While it was in some ways surprising that Clorox turned out to be the buyer (for $925 million in cash) of the sought-after brand, the acquisition is a smart strategic move for the very reason that Clorox currently has no presence in personal care products, and it immediately gains a foothold in the category's fastest-growing, highest-margin segment--natural "green" products, says Carrie Mellage, director/consumer products practice for consulting and research firm Kline & Co. Kline recently released a comprehensive study on the category, "Natural Personal Care 2007: Competitive Brand Assessment and Ingredient Analysis."
"For the most part, Clorox is in home products categories that are not growing quickly," Mellage points out, adding that Clorox will not only leverage its position in mass channels to greatly expand Burt's Bee's distribution in the U.S., but will capitalize on the substantial opportunity for introducing the brand into international markets.

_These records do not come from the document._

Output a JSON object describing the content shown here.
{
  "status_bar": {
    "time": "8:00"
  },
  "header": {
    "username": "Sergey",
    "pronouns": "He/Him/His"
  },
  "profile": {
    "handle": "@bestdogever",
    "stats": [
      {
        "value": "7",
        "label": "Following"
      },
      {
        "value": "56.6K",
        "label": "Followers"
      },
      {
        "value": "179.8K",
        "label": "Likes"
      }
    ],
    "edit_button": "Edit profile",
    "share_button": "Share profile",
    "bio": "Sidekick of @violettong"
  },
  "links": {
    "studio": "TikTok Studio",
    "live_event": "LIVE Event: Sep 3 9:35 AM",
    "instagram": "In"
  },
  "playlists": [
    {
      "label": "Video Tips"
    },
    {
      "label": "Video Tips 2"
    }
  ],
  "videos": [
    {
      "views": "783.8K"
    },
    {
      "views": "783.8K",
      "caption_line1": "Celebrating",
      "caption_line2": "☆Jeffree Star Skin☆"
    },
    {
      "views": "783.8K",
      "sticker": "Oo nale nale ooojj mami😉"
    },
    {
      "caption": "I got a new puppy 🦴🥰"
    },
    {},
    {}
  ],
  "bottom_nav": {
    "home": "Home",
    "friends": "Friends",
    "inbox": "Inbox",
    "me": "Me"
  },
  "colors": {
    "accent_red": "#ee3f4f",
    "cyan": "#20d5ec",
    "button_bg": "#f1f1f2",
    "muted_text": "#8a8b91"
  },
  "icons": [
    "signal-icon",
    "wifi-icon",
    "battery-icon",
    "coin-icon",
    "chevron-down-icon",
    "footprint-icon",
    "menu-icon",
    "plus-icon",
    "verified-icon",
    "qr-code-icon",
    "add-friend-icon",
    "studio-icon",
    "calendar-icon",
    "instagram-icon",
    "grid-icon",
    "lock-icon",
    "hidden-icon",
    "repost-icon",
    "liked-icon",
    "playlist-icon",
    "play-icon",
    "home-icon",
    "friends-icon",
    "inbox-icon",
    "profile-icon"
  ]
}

Clorox executives confirmed those intentions during the company's fiscal Q1 earnings conference call on Wednesday. But the company stressed to Marketing Daily that while providing synergies and support to further grow the brand, Clorox will be in a "watch, listen and learn" mode with Burt's Bees.
"We plan to run the business semi-independently," says Clorox spokesperson Dan Staublin. "We will be bringing our skills and strengths to the relationship, but we know that we have a lot to learn from Burt's Bees about personal products, sustainability and the green platform."
That approach will extend to marketing. "We will bring our expertise in brand building and building retail relationships, but Burt's Bees will continue to work with the creative agencies it currently works with, and its overall marketing approach and direction will continue going forward," Staublin says.
Derek Gordon, vice president/marketing for Clorox, summed up the relationship this way: "Burt's Bees has been doing a great job developing their business, which is why we are interested in them. We fully expect this to continue to drive the success that they've delivered to date."
The hands-off approach confirms Clorox's savvy as a marketer, in Mellage's view. "Burt's Bees is a truly natural product in its ingredients, as our research confirms, and this is, of course, its strength, so you would hope that Clorox would maintain and preserve that image, not change it," she says.
"There is a potential conflict in that consumers would view Clorox as anything but natural," she adds, noting that there have been instances of consumer alienation when a large, multinational company buys a smaller brand that's perceived as a family-owned business.
For example, when L'Oreal purchased Kiehl's, a personal care brand whose image was based in its origins as an old-world apothecary in New York's East village, "some loyal consumers were not happy," Mellage says, "although L'Oreal has been very successful with the brand."
And while Burt's Bees founders had already sold the business to the AEA Investors private equity group, that acquisition would not generate the type of visibility that the Clorox acquisition might, she says.
The Clorox/Burt's Bees match is also a prime example of a trend that will continue to gather momentum in the coming years: Mainstream companies absorbing small, green-oriented brands and expanding them into mass channels, points out Karen Doskow, project manager for the consumer products practice at Kline.
"Naturals are now becoming commonplace in the aisles of national chain grocery and discount stores like Wal-Mart and Target," Doskow says. "Small, natural companies could pose a threat to the major consumer product marketers, but rather than try to compete with each other, it's likely we will see strategic acquisitions." This will have a major impact on the competitive landscape of the personal care market, she stressed.
During the earnings conference, Clorox chairman and Donald R. Krauss pointed out that Burt's Bees currently does less than $20 million in sales in grocery chains (where a new, focused initiative resulted in 3% sales growth for Clorox's existing portfolio during its first fiscal quarter), and that Burt's Bees currently also has relatively little presence in mass, drug and convenience stores.
Clorox execs also said that they're confident that Burt's Bees will experience no margin erosion as a result of expanding into mass--or "ramping up" the brand's marketing support. "We think price margins are extremely healthy and will stay that way," said Krauss, adding that Clorox's ability to bring cost synergies through its purchasing leverage will also serve to protect profit margins.
If "ramping up" marketing support implies introducing more advertising in traditional media at some point while preserving the core marketing strategy, that would certainly seem to make sense, says Mellage. "Burt's Bees has of course been very successful without TV, but adding TV would probably fuel its sales growth."